The bar was crowded and I felt like a fish out of water. Bars weren’t the places I frequented.
It had been a particularly tough day and my colleague had suggested that to unwind I go to the bar with him, just for one drink he said. It seemed like a reasonable thing as he’d been as stressed as me from the day’s negotiations.
So, I followed him in and sat at one end of the bar. I don’t drink so I ordered a coke knowing he would quickly down the beer in front of him I looked about to see the post work crowd all debriefing and no doubt bitching about their day.
It was then I saw her, sitting at the far end. She was with a bunch of her work colleagues, I concluded not able to think of another reason she might be there.
There was something about her that attracted me instantly.
The flashing smile and the piercing eyes had me enraptured within seconds.
As I am more a people watcher than an interactor I realised she was a little like me as she nervously looked around the bar and like me looked at the clock on the wall trying, like me, to ascertain the moment to take my leave.
She looked down the bar in my direction and our eyes met. Embarrassed by the contact we both looked away. But I couldn’t help look back and focus on her.
As I sipped my coke, my work colleague down several beers all the while prattling on about his day and what he’d do if he had his time over again.
Down the bar the object of my fascination continued to sneak glances my way, all the while smiling at anything said by one of her girlfriends.
I made an excuse to leave, I knew or at least felt it was my best strategy knowing my success rate with women was not something I’d ever put on my resume.
I made my way out of the bar, took a breath of air at the front door and knew the train home would be arriving soon.
I felt a touch on my arm and there she was.

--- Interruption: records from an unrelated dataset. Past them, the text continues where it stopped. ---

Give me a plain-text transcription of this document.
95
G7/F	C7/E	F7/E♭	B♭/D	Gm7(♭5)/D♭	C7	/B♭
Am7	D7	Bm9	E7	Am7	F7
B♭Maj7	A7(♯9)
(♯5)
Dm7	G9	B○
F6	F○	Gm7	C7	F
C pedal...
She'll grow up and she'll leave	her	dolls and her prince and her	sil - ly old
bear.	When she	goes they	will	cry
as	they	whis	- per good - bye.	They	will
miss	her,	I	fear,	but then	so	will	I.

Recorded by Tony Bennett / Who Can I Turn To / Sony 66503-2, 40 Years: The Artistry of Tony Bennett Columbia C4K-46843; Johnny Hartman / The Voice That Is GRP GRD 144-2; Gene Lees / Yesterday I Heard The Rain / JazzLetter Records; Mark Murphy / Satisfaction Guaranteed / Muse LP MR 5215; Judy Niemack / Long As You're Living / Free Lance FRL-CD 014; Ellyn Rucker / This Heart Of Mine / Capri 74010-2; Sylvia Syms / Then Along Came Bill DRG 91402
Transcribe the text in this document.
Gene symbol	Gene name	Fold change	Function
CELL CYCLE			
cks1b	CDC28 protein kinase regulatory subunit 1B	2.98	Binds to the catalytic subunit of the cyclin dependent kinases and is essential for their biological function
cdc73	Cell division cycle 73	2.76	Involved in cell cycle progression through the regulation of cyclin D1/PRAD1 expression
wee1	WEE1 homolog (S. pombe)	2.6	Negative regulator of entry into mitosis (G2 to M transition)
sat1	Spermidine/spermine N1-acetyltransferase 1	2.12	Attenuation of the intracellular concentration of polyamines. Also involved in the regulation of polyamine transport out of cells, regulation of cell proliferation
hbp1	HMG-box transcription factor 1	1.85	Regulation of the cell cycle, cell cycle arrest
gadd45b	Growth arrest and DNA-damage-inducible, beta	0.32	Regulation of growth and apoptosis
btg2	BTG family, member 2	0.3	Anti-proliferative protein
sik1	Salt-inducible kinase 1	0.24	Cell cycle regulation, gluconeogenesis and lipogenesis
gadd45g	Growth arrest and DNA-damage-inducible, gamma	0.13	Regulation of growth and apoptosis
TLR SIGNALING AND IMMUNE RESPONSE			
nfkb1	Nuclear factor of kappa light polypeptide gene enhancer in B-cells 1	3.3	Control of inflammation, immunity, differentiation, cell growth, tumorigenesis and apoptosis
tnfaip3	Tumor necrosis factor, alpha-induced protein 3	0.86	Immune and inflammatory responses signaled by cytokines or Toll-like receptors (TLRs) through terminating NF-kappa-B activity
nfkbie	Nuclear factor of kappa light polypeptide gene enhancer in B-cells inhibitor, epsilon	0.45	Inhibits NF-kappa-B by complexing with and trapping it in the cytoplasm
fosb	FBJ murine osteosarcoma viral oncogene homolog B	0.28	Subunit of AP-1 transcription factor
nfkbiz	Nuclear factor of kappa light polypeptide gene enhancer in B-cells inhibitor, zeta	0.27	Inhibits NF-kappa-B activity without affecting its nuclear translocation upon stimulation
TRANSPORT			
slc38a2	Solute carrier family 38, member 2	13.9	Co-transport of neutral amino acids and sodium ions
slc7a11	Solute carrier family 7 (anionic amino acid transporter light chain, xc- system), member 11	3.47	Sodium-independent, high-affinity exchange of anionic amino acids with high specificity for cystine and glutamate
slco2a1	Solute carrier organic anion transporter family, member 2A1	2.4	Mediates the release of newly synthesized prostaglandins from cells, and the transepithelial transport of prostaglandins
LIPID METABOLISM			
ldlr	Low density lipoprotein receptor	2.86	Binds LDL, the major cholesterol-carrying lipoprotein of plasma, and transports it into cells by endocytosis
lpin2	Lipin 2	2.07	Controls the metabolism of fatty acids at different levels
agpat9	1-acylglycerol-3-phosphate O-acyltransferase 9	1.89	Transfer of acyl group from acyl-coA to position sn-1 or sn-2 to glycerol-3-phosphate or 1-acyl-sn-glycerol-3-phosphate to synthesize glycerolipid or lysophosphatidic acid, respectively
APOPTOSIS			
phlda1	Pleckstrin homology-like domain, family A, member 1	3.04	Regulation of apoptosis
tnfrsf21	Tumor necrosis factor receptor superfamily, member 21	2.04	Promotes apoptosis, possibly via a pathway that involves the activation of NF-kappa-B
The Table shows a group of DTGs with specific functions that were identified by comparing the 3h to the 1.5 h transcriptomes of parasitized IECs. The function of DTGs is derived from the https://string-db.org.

She blurted out her name, said she was pleased to be out of there and that bars were not her thing.
I stood there looking at her. Up close she was more beautiful than I had previously thought. Her smile sparkled, her eyes twinkled, her hair was flowing and her skin looked immaculate. Inside me, a voice said, “What do you think you’ll do with a woman as beautiful as this one?”
The silence that followed said it all. She looked from my face to the street. Asked if we could walk?
Walk we did, introductions, life stories, expectations, job reflections.
I never thought I could feel so comfortable with a woman who was in my opinion way ahead of me in every way.
Midnight found us in the park opposite the train station. It was the first time I felt like I didn’t want to go home.
She took my hand and asked me to meet her again. I think I stammered something I hoped she took as a yes.
Then she hailed a taxi and as it stopped at the kerb she reached up and kissed me softly saying it was a great night. We’d meet tomorrow at midday for lunch.
As she drove away I suddenly realised my legs were feeling like jelly.